Kearney landed her job through the U.S. Department of State’s student internship program, which hires students each semester. She is senior research editor for the Tulane Journal of International & Comparative Law and former president of the Law Women’s Association. Before law school, she worked as a legislative aide for Jefferson Parish while earning her B.A. at LSU.
Jonathan Jordan (L ’15)
Shooting hoops with the NBA: Jonathan Jordan, a former high school basketball coach and college hoops player, interned with the Washington Wizards in Basketball Operations. He landed the position by seizing an opportunity to meet the Wizards president at an NBA All-Star Game event in New Orleans.
“Last year, I worked for Stephen Howard, who does color commentary for ESPN College Basketball and is a studio analyst for the Pelicans,” said Jordan, who found that position through Tulane’s Career Resources Interactive System. “I also worked for a former NBA player researching intellectual property rights through the Tulane-NBRPA program that Professor (Gabe) Feldman started. These internships gave me the opportunity to attend the Legends Brunch during the NBA All-Star Game. At the brunch, I saw Wizards President Ernie Grunfeld, and I had to introduce myself because I am from the Washington, D.C., metropolitan area. After the brief conversation, he told me to send him my resume. I then had a phone interview with his executive assistant, and I landed my dream internship.”

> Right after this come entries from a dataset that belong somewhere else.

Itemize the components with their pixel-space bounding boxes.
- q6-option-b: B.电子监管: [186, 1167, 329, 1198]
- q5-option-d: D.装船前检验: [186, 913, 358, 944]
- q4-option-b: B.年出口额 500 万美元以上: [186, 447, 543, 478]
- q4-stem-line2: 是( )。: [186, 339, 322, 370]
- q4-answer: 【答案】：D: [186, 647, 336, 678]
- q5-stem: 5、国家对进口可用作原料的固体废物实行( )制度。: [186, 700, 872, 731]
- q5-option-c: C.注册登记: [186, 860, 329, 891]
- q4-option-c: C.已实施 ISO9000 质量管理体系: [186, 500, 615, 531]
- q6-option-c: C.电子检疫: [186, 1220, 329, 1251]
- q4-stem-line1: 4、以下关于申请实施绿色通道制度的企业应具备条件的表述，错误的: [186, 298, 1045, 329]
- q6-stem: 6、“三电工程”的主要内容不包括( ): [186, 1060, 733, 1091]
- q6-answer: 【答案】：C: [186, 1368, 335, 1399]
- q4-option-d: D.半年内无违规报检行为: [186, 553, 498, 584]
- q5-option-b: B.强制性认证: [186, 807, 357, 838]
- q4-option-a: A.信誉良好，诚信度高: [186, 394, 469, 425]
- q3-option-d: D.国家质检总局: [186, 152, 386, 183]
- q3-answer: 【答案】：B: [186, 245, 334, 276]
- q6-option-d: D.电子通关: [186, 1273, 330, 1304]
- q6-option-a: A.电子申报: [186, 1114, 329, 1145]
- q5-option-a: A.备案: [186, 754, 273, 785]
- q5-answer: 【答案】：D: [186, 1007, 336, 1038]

While working for the Wizards, Jordan was instrumental in helping team officials evaluate prospective players before the NBA draft. “In preparation for the NBA draft, the Wizards, like all teams, had workouts. I was responsible for researching and compiling college and overseas statistics of all the prospects,” he said. “I also helped create the binders that Mr. Grunfeld and the rest of the front office used on Draft Night.”
Draft day proved to be the busiest, Jordan said. “On the day of the draft, I configured and disassembled the Wizards’ ‘war room.’ Basically, I set up all of the different draft boards they maintained throughout the draft, which you might see on TV when they show the team’s war room after a selection is made.”
But the work didn’t end there. “After the draft was over, I was responsible for continuously updating the depth chart boards when signings were announced for all 30 teams,” he said. “Lastly, after free agency calmed down in August, I updated the Wizards’ list of agent contact information. I was calling and speaking to agents, some being lawyers, to make sure the Wizards had their proper phone numbers and emails for the future.”
Jordan also completed the sports law track at the Great Lakes Sports & Entertainment Law Academy during the summer. He is a member of the Sports Law Society and The Sports Lawyer’s Journal and plans to earn a Tulane sports law certificate.